Compared to surrounding forests, food forests contain about 1.3 times the number of plant species and 1.5 times the number of plants whose seeds were dispersed by animals. Plants in food forests produced seeds that were on average twice the size of those in parts of the forest, so that food forests provided much food for the animals – and thus had higher functional diversity. Hazelnuts, fruit-bearing shrubs such as cranberries and elderberry, and edible shrub plants such as mansoor and cedar lily all thrive better in the food forest than in the surrounding coniferous forests, which, due to the abundance of conifers, produce less food. Humans and animals.
“Functional diversity is now a hot topic in ecology,” Miller says. Many ecologists consider it a better measure of the health and resilience of an ecosystem than simply counting the number of species, a method used in traditional biometrics. Miller and Armstrong suspect resilience is the reason why food forests are maintained so long without any outside maintenance.
The anomalous data from food forest patches also seem to indicate something of great importance to the indigenous tribes who lived there. The sages told Armstrong that food forests fed more animals than the surrounding forest because they knew they were “the best places to hunt” due to the abundance of hunting.
Tony Marks Block, an anthropologist from California State University in East Bay who was not involved in the new study, said the study found that “humans are an important part of the environment.” Therefore, excluding people is not good for the country’s recovery. “
According to Armstrong, publishing the study is only a first step in reviving First Nations crop farming practices. “The goal is to start applying what we’ve learned now so that we can restore these types of food forests,” and help indigenous communities to reuse them, she says.
To this end, Charlie is building forest paths to food forests and trying to get villagers (especially young people) involved in reusing and conserving these pieces of forests. And according to him, studies like Armstrong’s could contribute to this.

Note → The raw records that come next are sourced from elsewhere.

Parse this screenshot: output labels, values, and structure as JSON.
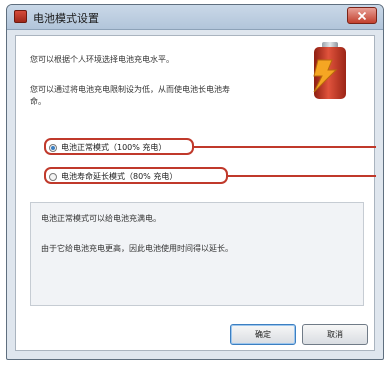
{
  "window": {
    "title": "电池模式设置",
    "app_icon": "battery-app-icon",
    "close_icon": "close-icon"
  },
  "content": {
    "intro_line1": "您可以根据个人环境选择电池充电水平。",
    "intro_line2a": "您可以通过将电池充电限制设为低，从而使电池长电池寿",
    "intro_line2b": "命。",
    "battery_icon": "battery-charging-icon",
    "battery_colors": {
      "body": "#c0392b",
      "bolt": "#f39c12"
    },
    "options": [
      {
        "label": "电池正常模式（100% 充电）",
        "checked": true
      },
      {
        "label": "电池寿命延长模式（80% 充电）",
        "checked": false
      }
    ],
    "highlight_color": "#c0392b",
    "description_line1": "电池正常模式可以给电池充满电。",
    "description_line2": "由于它给电池充电更高，因此电池使用时间得以延长。"
  },
  "buttons": {
    "ok": "确定",
    "cancel": "取消"
  }
}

“Old people don’t believe a thing until they hear it from someone, and young people don’t believe a thing until they see it in black and white,” he says.
Perfecting pristine nature?
The gap between indigenous knowledge and Western science has a long history. By the time ecology became an academic discipline in the early nineteenth century, European settlers around the world had displaced many indigenous tribes from their native lands. So these landscapes are often interpreted as “natural” and “untouched” when in fact they have been carefully managed by the locals for a long time.
Wiping out the traditional land use of indigenous peoples was in line with the “castle conservation” approach, meaning that a nature reserve could only be protected if people were excluded from that ecosystem. A well-known example of this is Yosemite National Park, which was formed in part by the expulsion of indigenous people.
In the environmental movement we have a strong tendency to be “human.” [door mensenhanden gecreëerd] To be synonymous with something bad, ”Miller says.“ We often ignore Native American landscape management. ”
In the 1960s and 1970s, when Native American groups in the United States resisted a measure of self-determination, many of these communities believed they had the right to administer the land on which they once lived according to traditional methods.